ECLI:NL:RBDHA:2021:3532
Rechtbank Den Haag
- Eerste aanleg - enkelvoudig
- Rechtspraak.nl
Onrechtmatige bewaring van een Sierra Leoonse vreemdeling en schadevergoeding
In deze zaak heeft de Rechtbank Den Haag op 2 april 2021 uitspraak gedaan in een beroep tegen de maatregel van bewaring die aan eiser, een Sierra Leoonse vreemdeling, was opgelegd door de Staatssecretaris van Justitie en Veiligheid. De maatregel van bewaring was op 21 december 2020 opgelegd op grond van artikel 59 van de Vreemdelingenwet 2000. Eiser heeft tegen het voortduren van deze maatregel beroep ingesteld en verzocht om schadevergoeding. Tijdens de zitting op 1 april 2021 heeft de rechtbank de argumenten van beide partijen gehoord. Eiser stelde dat verweerder onvoldoende voortvarend had gehandeld in het proces van zijn uitzetting, terwijl verweerder betoogde dat er wel degelijk voortvarend was gewerkt.
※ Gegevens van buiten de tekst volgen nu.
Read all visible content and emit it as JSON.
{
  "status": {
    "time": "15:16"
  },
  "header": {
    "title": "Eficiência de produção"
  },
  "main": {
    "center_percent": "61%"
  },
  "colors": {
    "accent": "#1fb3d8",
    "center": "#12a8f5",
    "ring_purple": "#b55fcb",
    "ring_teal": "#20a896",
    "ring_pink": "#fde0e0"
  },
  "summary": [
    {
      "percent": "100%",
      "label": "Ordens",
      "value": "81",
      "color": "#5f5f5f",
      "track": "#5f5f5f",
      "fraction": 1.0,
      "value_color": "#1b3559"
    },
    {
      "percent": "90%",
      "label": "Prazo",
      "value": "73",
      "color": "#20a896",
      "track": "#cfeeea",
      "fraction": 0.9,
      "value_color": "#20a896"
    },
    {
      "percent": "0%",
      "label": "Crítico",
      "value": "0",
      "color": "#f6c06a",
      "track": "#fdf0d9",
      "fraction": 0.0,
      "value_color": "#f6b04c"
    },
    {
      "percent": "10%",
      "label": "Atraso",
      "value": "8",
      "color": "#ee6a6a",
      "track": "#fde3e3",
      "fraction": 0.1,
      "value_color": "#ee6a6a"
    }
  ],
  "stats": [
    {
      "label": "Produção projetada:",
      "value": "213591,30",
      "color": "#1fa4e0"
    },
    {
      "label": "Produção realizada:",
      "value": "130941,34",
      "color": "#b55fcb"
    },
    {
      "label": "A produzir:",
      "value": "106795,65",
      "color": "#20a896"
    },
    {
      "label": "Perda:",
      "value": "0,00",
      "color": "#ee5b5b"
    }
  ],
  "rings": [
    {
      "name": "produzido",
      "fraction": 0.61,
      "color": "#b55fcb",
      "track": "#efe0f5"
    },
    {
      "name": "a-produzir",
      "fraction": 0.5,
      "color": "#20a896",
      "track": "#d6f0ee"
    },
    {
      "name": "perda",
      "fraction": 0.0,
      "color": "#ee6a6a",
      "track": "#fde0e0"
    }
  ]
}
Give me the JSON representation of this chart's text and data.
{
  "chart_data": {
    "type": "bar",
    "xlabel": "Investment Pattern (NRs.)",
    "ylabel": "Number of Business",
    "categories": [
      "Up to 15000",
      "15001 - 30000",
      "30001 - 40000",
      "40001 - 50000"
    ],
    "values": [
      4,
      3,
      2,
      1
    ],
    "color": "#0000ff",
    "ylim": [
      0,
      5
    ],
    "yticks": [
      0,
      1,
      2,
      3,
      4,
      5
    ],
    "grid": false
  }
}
De rechtbank heeft vastgesteld dat de maatregel van bewaring onrechtmatig was, omdat verweerder niet tijdig had gehandeld om de uitzetting van eiser te realiseren. De rechtbank heeft het beroep gegrond verklaard en de opheffing van de maatregel van bewaring bevolen met terugwerkende kracht tot 1 februari 2021. Tevens is er een schadevergoeding van € 6.100,- toegekend aan eiser voor de onrechtmatige vrijheidsontneming gedurende 61 dagen. Daarnaast is verweerder veroordeeld in de proceskosten van eiser, vastgesteld op € 1.068,-. De uitspraak is openbaar gemaakt en er staat geen rechtsmiddel open tegen deze beslissing.